Мы с Элис остались на ночь у пожилой четы напротив. Они постоянно предлагали нам газировку, чай и сладости, как будто это что-то могло исправить. Поставили для нас в свободной комнате две раскладушки, но посреди ночи Элис заползла под мое одеяло и прижалась ко мне.
– Нас она тоже сожжет? – спросила она, и я не могла искренне ответить, что нет, такого не будет.
В течение следующих нескольких дней папины глаза делались все краснее и краснее. Мама оставалась в психиатрическом отделении, а Генри вышел из комы, и нам сказали, что он, скорее всего, никогда уже не станет тем младшим братом, которого мы помним. По настоянию папы мы не навещали ни Генри, ни маму. Надо отдать папе должное: он обращался с нами как со взрослыми и обсудил с нами то, что натворила мама. Папа объяснил: она призналась, что устроила пожар, поскольку винила этот дом во всех ссорах, но не знала, что Генри находился наверху. И папа пока не рассказал о ее признаниях полиции.
Я всегда была больше папиной дочкой, чем маминой, но мне было неприятно думать, что она попадет в тюрьму из-за несчастного случая – пусть даже ужасно тяжелого. В результате все мы согласились на том, что папа солжет полиции и скажет, что Генри любил играть со спичками. Но в обмен на это он попросил не общаться с мамой, и мы пообещали, что близко не подойдем к ней, пока не станем достаточно взрослыми.
После этого все изменилось. Мы переехали в другой дом – я перешла в другую школу, – сменили номера телефонов и оставили позади всех и все, пострадавшее от пожара.
Мне кажется, я скорее скучала по самой идее о том, чтобы у меня была мама, чем по ее настоящему присутствию в моей жизни. В отличие от папы, она никогда не была заботливой родительницей, и мы с Элис быстро научились не ждать от нее многого. Иногда она смотрела на нас так, будто не совсем понимала, откуда мы взялись в ее жизни. Но не на Генри. Она обожала его. Я тоже его любила. Он был милым и забавным и всегда пытался развеселить нас с Элис, корча смешные рожицы или танцуя дурацкие танцы. Теперь он во всех отношениях почти ничем не отличался от овоща.
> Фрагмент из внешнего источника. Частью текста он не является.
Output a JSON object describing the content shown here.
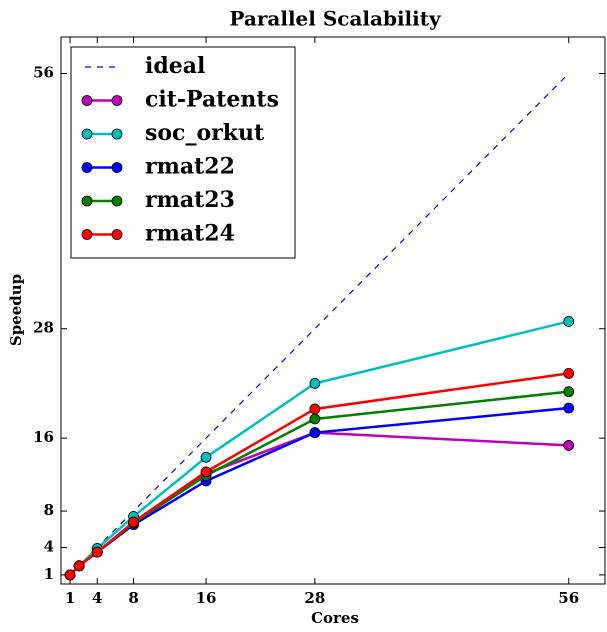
{
  "chart_data": {
    "type": "line",
    "title": "Parallel Scalability",
    "x_label": "Cores",
    "y_label": "Speedup",
    "x": [
      1,
      2,
      4,
      8,
      16,
      28,
      56
    ],
    "series": [
      {
        "name": "ideal",
        "color": "#0000ff",
        "dashed": true,
        "x": [
          1,
          56
        ],
        "values": [
          1,
          56
        ]
      },
      {
        "name": "cit-Patents",
        "color": "#bf00bf",
        "values": [
          1,
          2,
          3.5,
          6.6,
          12.1,
          16.6,
          15.2
        ]
      },
      {
        "name": "soc_orkut",
        "color": "#00bfbf",
        "values": [
          1,
          2,
          3.9,
          7.4,
          13.9,
          22,
          28.8
        ]
      },
      {
        "name": "rmat22",
        "color": "#0000ff",
        "values": [
          1,
          2,
          3.5,
          6.5,
          11.3,
          16.6,
          19.3
        ]
      },
      {
        "name": "rmat23",
        "color": "#008000",
        "values": [
          1,
          2,
          3.5,
          6.7,
          11.9,
          18.1,
          21.1
        ]
      },
      {
        "name": "rmat24",
        "color": "#ff0000",
        "values": [
          1,
          2,
          3.5,
          6.8,
          12.3,
          19.2,
          23.1
        ]
      }
    ],
    "xlim": [
      0,
      60
    ],
    "ylim": [
      0,
      60
    ],
    "xticks": [
      1,
      4,
      8,
      16,
      28,
      56
    ],
    "yticks": [
      1,
      4,
      8,
      16,
      28,
      56
    ],
    "legend": "upper left"
  }
}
Мы довольно быстро привыкли к тому, что теперь наша семья состоит не из пяти человек, а из трех. В прошлой школе я видела, как Фарзану Сингх постоянно высмеивали за то, что ее мать, страдавшая биполярным расстройством, отказавшись от таблеток, начала танцевать на родительском собрании индийские танцы, как в кино. Я не хотела допустить, чтобы подобное случилось со мной в новой школе. Поэтому с первого же дня была настороже, вела себя заносчиво и самоуверенно и окружала себя такими же надменными сучками. Сказала всем, что мама вышла замуж за другого и уехала в Австралию, но все то время, пока царила в школе, боялась разоблачения.
Когда папа начал встречаться с Джанин, я не знала, что думать на ее счет. Слышала от своих друзей множество ужасных историй о том, как новые партнеры родителей буквально переворачивали вверх дном жизнь всей семьи, и не хотела, чтобы Джанин поступила так с нами. Но она не пыталась занять место мамы, а еще действительно хотела проводить время с нами – что само по себе было куда больше, чем делала мама. Я знала, что Джанин работает вместе с ней в «Больше некуда», но ни я, ни Элис ни разу не спросили о маме. Даже между собой редко говорили о ней. Джанин несколько раз пыталась поднять тему, но меняла ее, когда становилось ясным, что нам не по себе от подобных упоминаний. Пару раз я подслушала, как папа говорил с Джанин о маме, и отчасти мне даже было любопытно: выздоровела она или же свихнулась окончательно. Но в конечном итоге оказалось проще вообще не думать о ней, чем помнить, что она сделала с Генри.